Mabanas Fuß rutschte in ihrem Blut leicht. Als wäre es gewollt, nutzte sie die Bewegung und stieß sich ab. Was Kosejin für einen frontalen Angriff gehalten hatte, erwies sich als geschickte Finte, in der sie ihre Klauen seitlich gegen sein Knie stieß. Zwar konnte er den Treffer mit seinem Unterarm abwehren, doch der heftige Energiepuls kam unerwartet. Der Sekundenbruchteil, in dem er seinen Arm nicht bewegen konnte, wurde zum Verhängnis. Ein Tritt in seinen Lendenbereich ließ ihn stolpern und japsen. Er konnte sich wieder bewegen, duckte sich unter dem unmittelbar nächsten Fausthieb weg und rammte seinen eigenen Haken hinauf. Ihre linke Hand wehrte ihn reflexartig ab, und während Mabana selbst stolperte, fing sich Jin, holte aus, sprang ab und schlug seine Klauen quer über die Brust der Awi. Das Oberteil riss endgültig auf und enthüllte den dunkelgrauen Torso, durch dessen harte Haut sich bis jetzt nur ein paar oberflächliche Schürfungen gezogen hatten.
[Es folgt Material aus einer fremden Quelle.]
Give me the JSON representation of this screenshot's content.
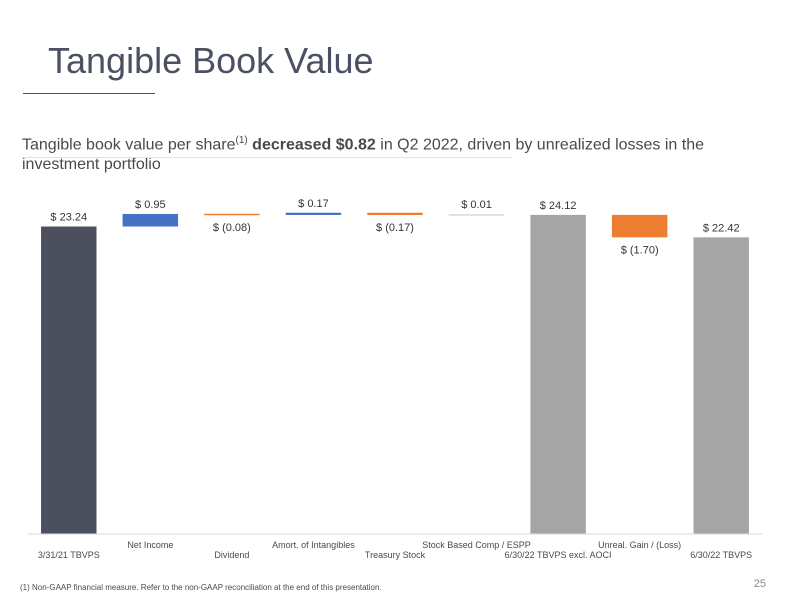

Doch nun drangen die ersten Kratzer bis in die Blutgefäße und Muskeln durch, die unter der grauen Schicht verborgen waren.
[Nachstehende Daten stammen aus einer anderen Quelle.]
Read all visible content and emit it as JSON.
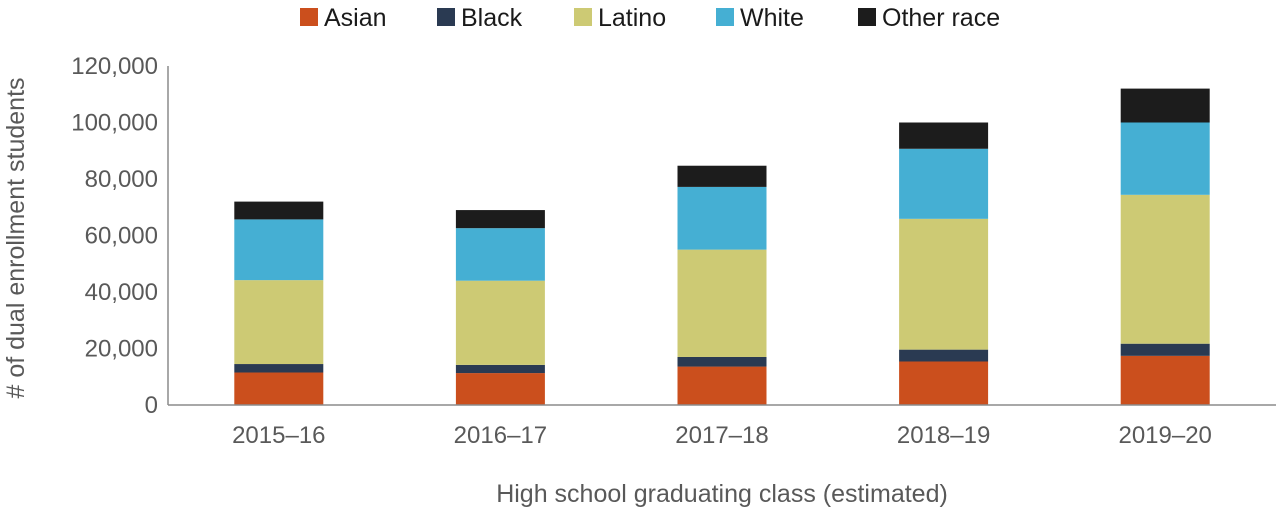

Keuchend schlug Manaba auf dem harten Waldboden auf, und ehe sie sich versah, kniete ihr Gegner auf ihr, fixierte mit einer Hand ihre Schulter am Boden, die andere war erhoben, die Krallen zu einer Spitze verengt, bereit zum letzten Stich.
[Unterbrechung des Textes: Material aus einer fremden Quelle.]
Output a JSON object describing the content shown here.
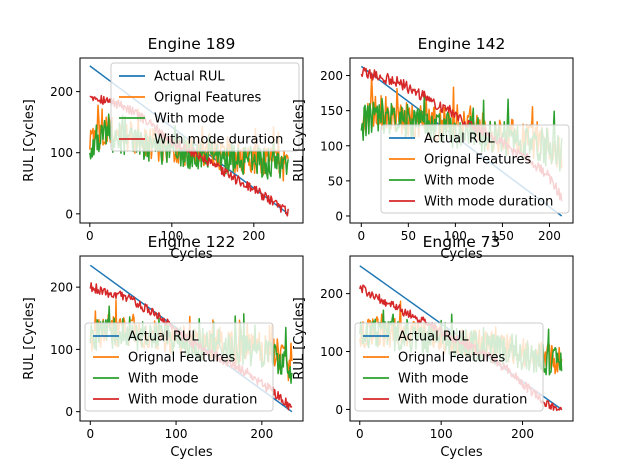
{
  "colors": {
    "actual": "#1f77b4",
    "original": "#ff7f0e",
    "mode": "#2ca02c",
    "duration": "#d62728"
  },
  "chart_data": [
    {
      "type": "line",
      "title": "Engine 189",
      "xlabel": "Cycles",
      "ylabel": "RUL [Cycles]",
      "xlim": [
        -12,
        260
      ],
      "ylim": [
        -15,
        255
      ],
      "xticks": [
        0,
        100,
        200
      ],
      "yticks": [
        0,
        100,
        200
      ],
      "n_cycles": 243,
      "legend": [
        "Actual RUL",
        "Orignal Features",
        "With mode",
        "With mode duration"
      ],
      "legend_loc": "upper-right",
      "series": [
        {
          "name": "Actual RUL",
          "x": [
            0,
            242
          ],
          "values": [
            242,
            0
          ]
        },
        {
          "name": "Orignal Features",
          "x": [
            0,
            20,
            40,
            60,
            80,
            100,
            120,
            140,
            160,
            180,
            200,
            220,
            242
          ],
          "values": [
            118,
            138,
            128,
            124,
            112,
            108,
            102,
            98,
            95,
            92,
            88,
            85,
            78
          ]
        },
        {
          "name": "With mode",
          "x": [
            0,
            20,
            40,
            60,
            80,
            100,
            120,
            140,
            160,
            180,
            200,
            220,
            242
          ],
          "values": [
            112,
            130,
            122,
            118,
            108,
            104,
            98,
            94,
            92,
            90,
            86,
            82,
            75
          ]
        },
        {
          "name": "With mode duration",
          "x": [
            0,
            20,
            40,
            60,
            80,
            100,
            120,
            140,
            160,
            180,
            200,
            220,
            242
          ],
          "values": [
            195,
            185,
            178,
            160,
            140,
            118,
            105,
            88,
            72,
            55,
            40,
            22,
            2
          ]
        }
      ]
    },
    {
      "type": "line",
      "title": "Engine 142",
      "xlabel": "Cycles",
      "ylabel": "RUL [Cycles]",
      "xlim": [
        -12,
        225
      ],
      "ylim": [
        -10,
        225
      ],
      "xticks": [
        0,
        50,
        100,
        150,
        200
      ],
      "yticks": [
        0,
        50,
        100,
        150,
        200
      ],
      "n_cycles": 214,
      "legend": [
        "Actual RUL",
        "Orignal Features",
        "With mode",
        "With mode duration"
      ],
      "legend_loc": "lower-right",
      "series": [
        {
          "name": "Actual RUL",
          "x": [
            0,
            213
          ],
          "values": [
            213,
            0
          ]
        },
        {
          "name": "Orignal Features",
          "x": [
            0,
            20,
            40,
            60,
            80,
            100,
            120,
            140,
            160,
            180,
            200,
            213
          ],
          "values": [
            140,
            148,
            140,
            136,
            132,
            128,
            124,
            118,
            112,
            106,
            100,
            92
          ]
        },
        {
          "name": "With mode",
          "x": [
            0,
            20,
            40,
            60,
            80,
            100,
            120,
            140,
            160,
            180,
            200,
            213
          ],
          "values": [
            132,
            142,
            136,
            130,
            126,
            122,
            118,
            112,
            108,
            102,
            96,
            88
          ]
        },
        {
          "name": "With mode duration",
          "x": [
            0,
            20,
            40,
            60,
            80,
            100,
            120,
            140,
            160,
            180,
            200,
            213
          ],
          "values": [
            205,
            198,
            190,
            175,
            160,
            145,
            128,
            112,
            95,
            78,
            55,
            25
          ]
        }
      ]
    },
    {
      "type": "line",
      "title": "Engine 122",
      "xlabel": "Cycles",
      "ylabel": "RUL [Cycles]",
      "xlim": [
        -12,
        248
      ],
      "ylim": [
        -15,
        250
      ],
      "xticks": [
        0,
        100,
        200
      ],
      "yticks": [
        0,
        100,
        200
      ],
      "n_cycles": 236,
      "legend": [
        "Actual RUL",
        "Orignal Features",
        "With mode",
        "With mode duration"
      ],
      "legend_loc": "lower-left",
      "series": [
        {
          "name": "Actual RUL",
          "x": [
            0,
            235
          ],
          "values": [
            235,
            0
          ]
        },
        {
          "name": "Orignal Features",
          "x": [
            0,
            20,
            40,
            60,
            80,
            100,
            120,
            140,
            160,
            180,
            200,
            220,
            235
          ],
          "values": [
            122,
            132,
            128,
            126,
            124,
            118,
            112,
            108,
            104,
            100,
            98,
            90,
            70
          ]
        },
        {
          "name": "With mode",
          "x": [
            0,
            20,
            40,
            60,
            80,
            100,
            120,
            140,
            160,
            180,
            200,
            220,
            235
          ],
          "values": [
            118,
            128,
            124,
            122,
            120,
            114,
            108,
            104,
            100,
            97,
            94,
            86,
            65
          ]
        },
        {
          "name": "With mode duration",
          "x": [
            0,
            20,
            40,
            60,
            80,
            100,
            120,
            140,
            160,
            180,
            200,
            220,
            235
          ],
          "values": [
            200,
            192,
            185,
            170,
            152,
            130,
            110,
            95,
            80,
            65,
            45,
            25,
            5
          ]
        }
      ]
    },
    {
      "type": "line",
      "title": "Engine 73",
      "xlabel": "Cycles",
      "ylabel": "RUL [Cycles]",
      "xlim": [
        -12,
        262
      ],
      "ylim": [
        -20,
        265
      ],
      "xticks": [
        0,
        100,
        200
      ],
      "yticks": [
        0,
        100,
        200
      ],
      "n_cycles": 249,
      "legend": [
        "Actual RUL",
        "Orignal Features",
        "With mode",
        "With mode duration"
      ],
      "legend_loc": "lower-left",
      "series": [
        {
          "name": "Actual RUL",
          "x": [
            0,
            248
          ],
          "values": [
            248,
            0
          ]
        },
        {
          "name": "Orignal Features",
          "x": [
            0,
            20,
            40,
            60,
            80,
            100,
            120,
            140,
            160,
            180,
            200,
            220,
            248
          ],
          "values": [
            130,
            138,
            132,
            128,
            126,
            122,
            118,
            114,
            110,
            104,
            98,
            92,
            85
          ]
        },
        {
          "name": "With mode",
          "x": [
            0,
            20,
            40,
            60,
            80,
            100,
            120,
            140,
            160,
            180,
            200,
            220,
            248
          ],
          "values": [
            124,
            134,
            128,
            124,
            122,
            118,
            114,
            110,
            106,
            100,
            94,
            88,
            80
          ]
        },
        {
          "name": "With mode duration",
          "x": [
            0,
            20,
            40,
            60,
            80,
            100,
            120,
            140,
            160,
            180,
            200,
            220,
            248
          ],
          "values": [
            210,
            195,
            180,
            165,
            150,
            135,
            120,
            105,
            90,
            70,
            45,
            20,
            -5
          ]
        }
      ]
    }
  ]
}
Sekunden verrannen. Mabana atmete schwer, doch zeigte keine Angst. Ihre schwachen Augen trugen den Ernst des Kampfes und ihre Würde mit sich, musterten den Awi über ihr, der so lange zögerte, sie zu töten.

»Kh.« Ein verächtliches Schnauben entwich ihr.

Ihr Arm zuckte, Jins Klaue stieß auf ihren Hals hinab. Um eine Haaresbreite verfehlte er das Ziel. Ein einzelner, kräftiger Ruck hatte ihren Kopf zur Seite bewegt, während sie ihre linke Handfläche gegen Jins Achsel preschte. Selbst wenn sie nicht gewinnen konnte, würde sie nicht einfach abwarten, bis dieser Awi sie tötete. Sein Zögern konnte ihr Sieg sein. Wenn er es nicht schaffte, zu töten, war er schwach.

Ihrem Schlag folgte ein abruptes Anziehen ihres Knies und ein anschließender Tritt in Jins Seite. Einen Moment später stand sie. Der gebrochene rechte Arm hing kraftlos hinab, den linken Fuß konnte sie kaum belasten.

»Töte mich würdig, Feigling«, schnaufte sie, den Awi musternd, der sich von dem unerwarteten Befreiungsversuch erst wieder aufrichtete. 

Ihr Gegner glaubte nicht, dass sie noch zu einem weiteren Angriff fähig war.